Click here to see photos from last year’s team building day.

Big Milestone: Shivani Submitted Her Thesis

Congratulations, Shivani! She finished writing and analysis, and has submitted her PhD thesis for review. The University of Oxford thesis is entitled “The Factors affecting lion (Panthera leo) sociality within the Samburu-Isiolo ecosystem in northern Kenya” and represents the culmination of the past several years of research and hard work by Shivani and the Ewaso Lions team. It is amazing what has gone into this thesis: 12 years of data, hundreds of hours spent in the field, dozens of people involved on various levels – and from it has sprung an entire wildlife conservation project.
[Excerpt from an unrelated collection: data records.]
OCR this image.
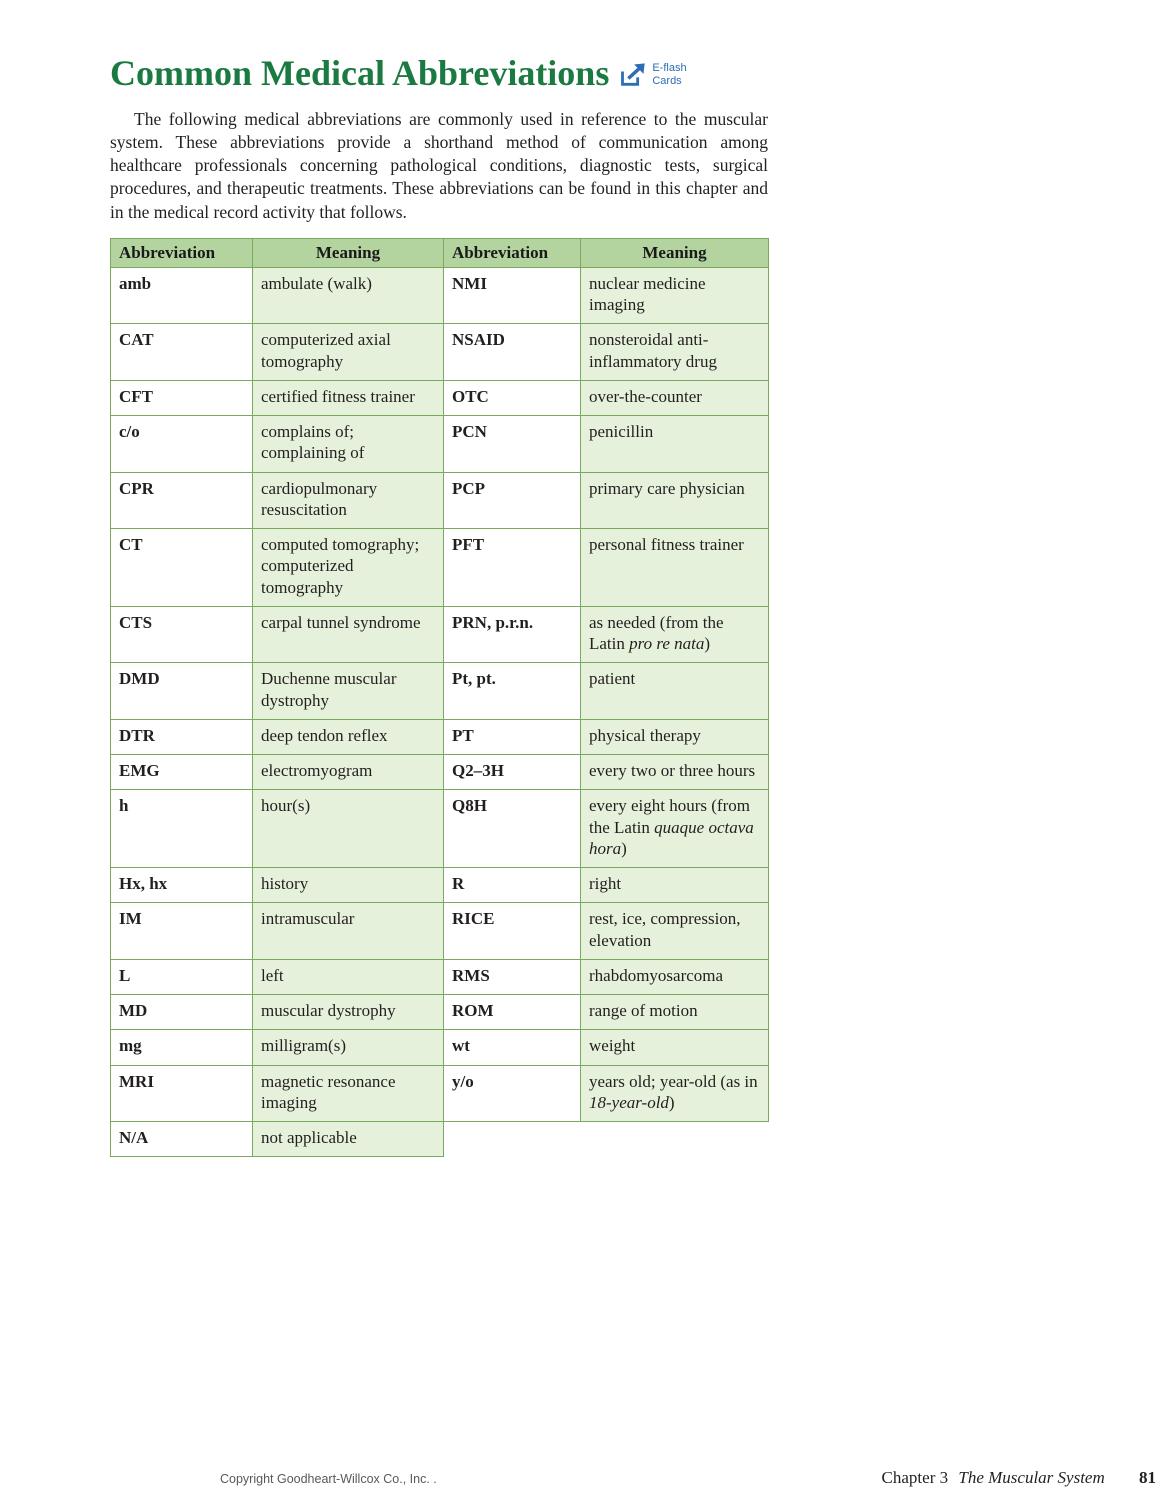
Common Medical Abbreviations	E-flash
Cards

The following medical abbreviations are commonly used in reference to the muscular system. These abbreviations provide a shorthand method of communication among healthcare professionals concerning pathological conditions, diagnostic tests, surgical procedures, and therapeutic treatments. These abbreviations can be found in this chapter and in the medical record activity that follows.

Abbreviation	Meaning	Abbreviation	Meaning
amb	ambulate (walk)	NMI	nuclear medicine imaging
CAT	computerized axial tomography	NSAID	nonsteroidal anti-inflammatory drug
CFT	certified fitness trainer	OTC	over-the-counter
c/o	complains of; complaining of	PCN	penicillin
CPR	cardiopulmonary resuscitation	PCP	primary care physician
CT	computed tomography; computerized tomography	PFT	personal fitness trainer
CTS	carpal tunnel syndrome	PRN, p.r.n.	as needed (from the Latin pro re nata)
DMD	Duchenne muscular dystrophy	Pt, pt.	patient
DTR	deep tendon reflex	PT	physical therapy
EMG	electromyogram	Q2–3H	every two or three hours
h	hour(s)	Q8H	every eight hours (from the Latin quaque octava hora)
Hx, hx	history	R	right
IM	intramuscular	RICE	rest, ice, compression, elevation
L	left	RMS	rhabdomyosarcoma
MD	muscular dystrophy	ROM	range of motion
mg	milligram(s)	wt	weight
MRI	magnetic resonance imaging	y/o	years old; year-old (as in 18-year-old)
N/A	not applicable		
Copyright Goodheart-Willcox Co., Inc. .	Chapter 3 The Muscular System 81
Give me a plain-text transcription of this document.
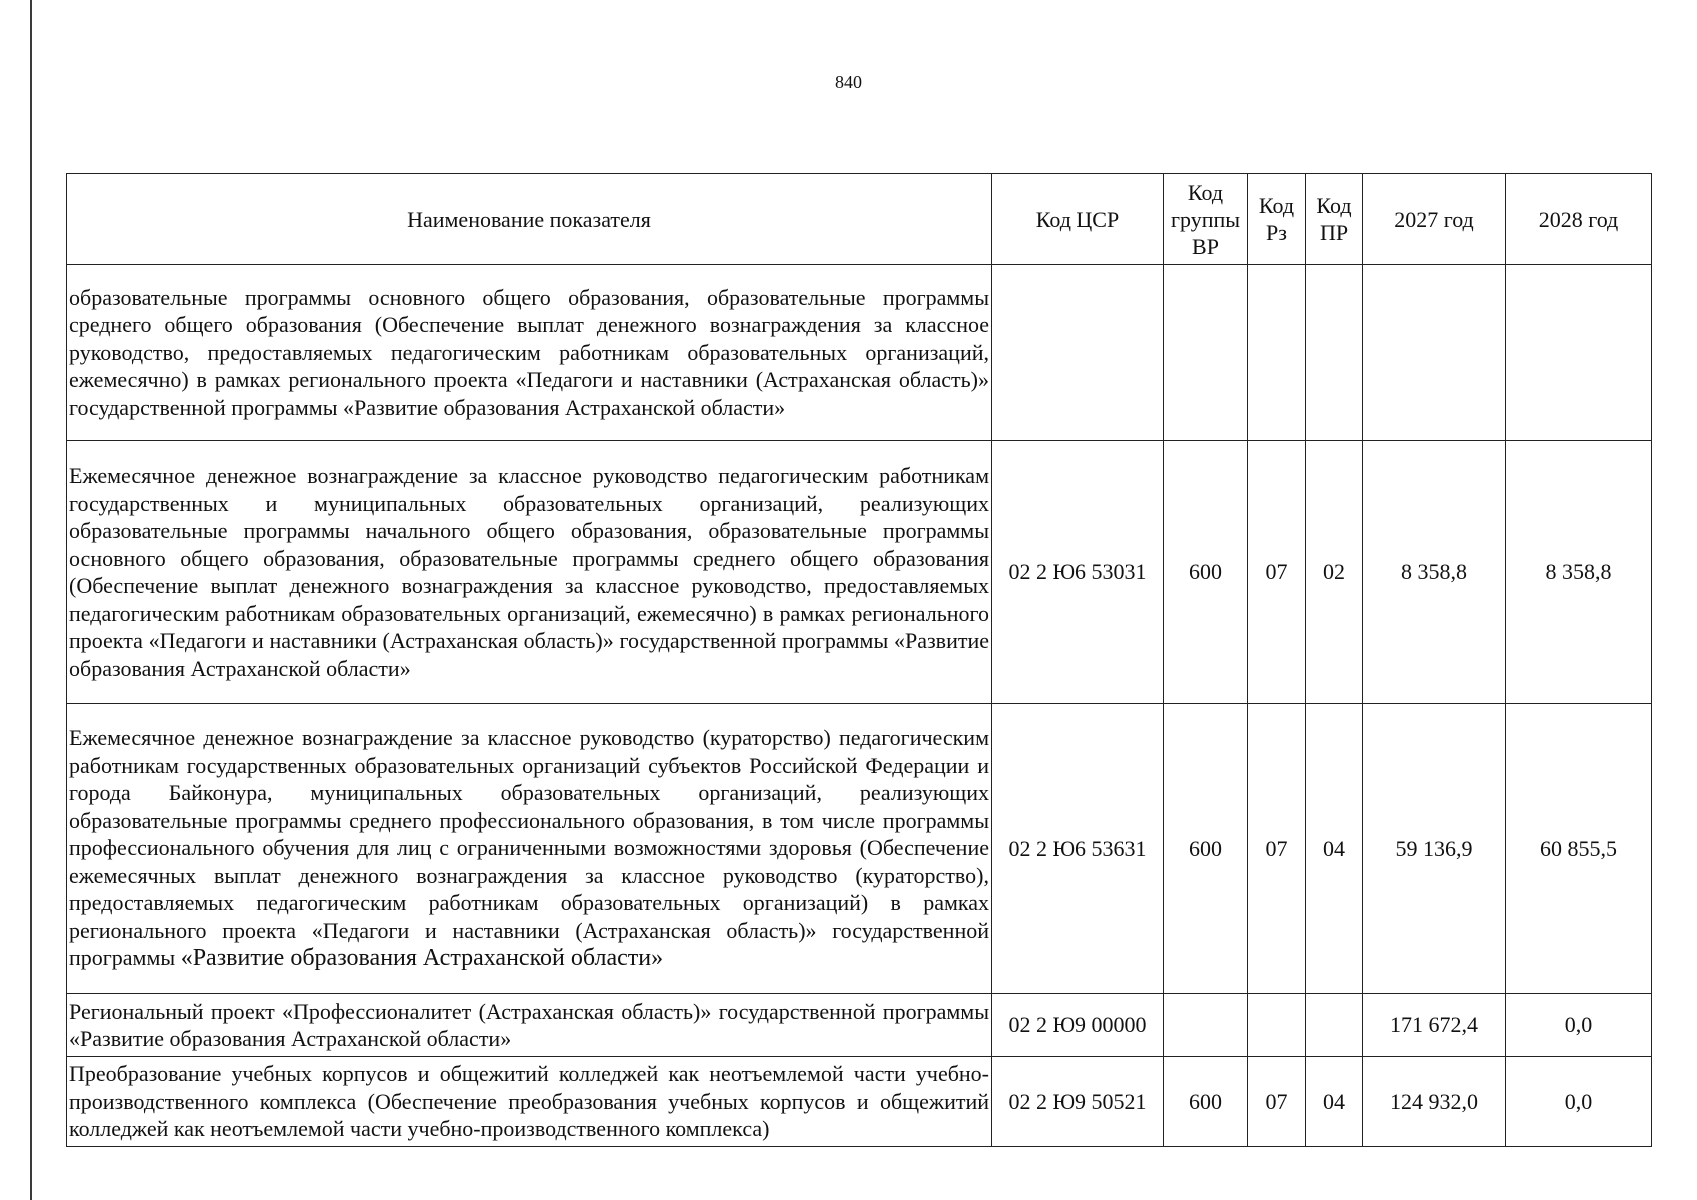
840
Наименование показателя	Код ЦСР	Код группы ВР	Код Рз	Код ПР	2027 год	2028 год
образовательные программы основного общего образования, образовательные программы среднего общего образования (Обеспечение выплат денежного вознаграждения за классное руководство, предоставляемых педагогическим работникам образовательных организаций, ежемесячно) в рамках регионального проекта «Педагоги и наставники (Астраханская область)» государственной программы «Развитие образования Астраханской области»						
Ежемесячное денежное вознаграждение за классное руководство педагогическим работникам государственных и муниципальных образовательных организаций, реализующих образовательные программы начального общего образования, образовательные программы основного общего образования, образовательные программы среднего общего образования (Обеспечение выплат денежного вознаграждения за классное руководство, предоставляемых педагогическим работникам образовательных организаций, ежемесячно) в рамках регионального проекта «Педагоги и наставники (Астраханская область)» государственной программы «Развитие образования Астраханской области»	02 2 Ю6 53031	600	07	02	8 358,8	8 358,8
Ежемесячное денежное вознаграждение за классное руководство (кураторство) педагогическим работникам государственных образовательных организаций субъектов Российской Федерации и города Байконура, муниципальных образовательных организаций, реализующих образовательные программы среднего профессионального образования, в том числе программы профессионального обучения для лиц с ограниченными возможностями здоровья (Обеспечение ежемесячных выплат денежного вознаграждения за классное руководство (кураторство), предоставляемых педагогическим работникам образовательных организаций) в рамках регионального проекта «Педагоги и наставники (Астраханская область)» государственной программы «Развитие образования Астраханской области»	02 2 Ю6 53631	600	07	04	59 136,9	60 855,5
Региональный проект «Профессионалитет (Астраханская область)» государственной программы «Развитие образования Астраханской области»	02 2 Ю9 00000				171 672,4	0,0
Преобразование учебных корпусов и общежитий колледжей как неотъемлемой части учебно-производственного комплекса (Обеспечение преобразования учебных корпусов и общежитий колледжей как неотъемлемой части учебно-производственного комплекса)	02 2 Ю9 50521	600	07	04	124 932,0	0,0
Shivani and team worked around the clock leading up to submission. I joined her in Oxford for the final stretch. On submission day, we woke up early, did some final proofreading, and then headed to the printer. We carefully poured over it one final time. We raced through the rain – shielding the precious manuscript from getting wet – looking for the drop-off building. Inside, she filled out a form and handed over the thesis to the man behind the desk. He took it behind a door marked “Submissions” and that was that. Where were the balloons, the fireworks? Clearly, he had no idea of the milestone that was taking place.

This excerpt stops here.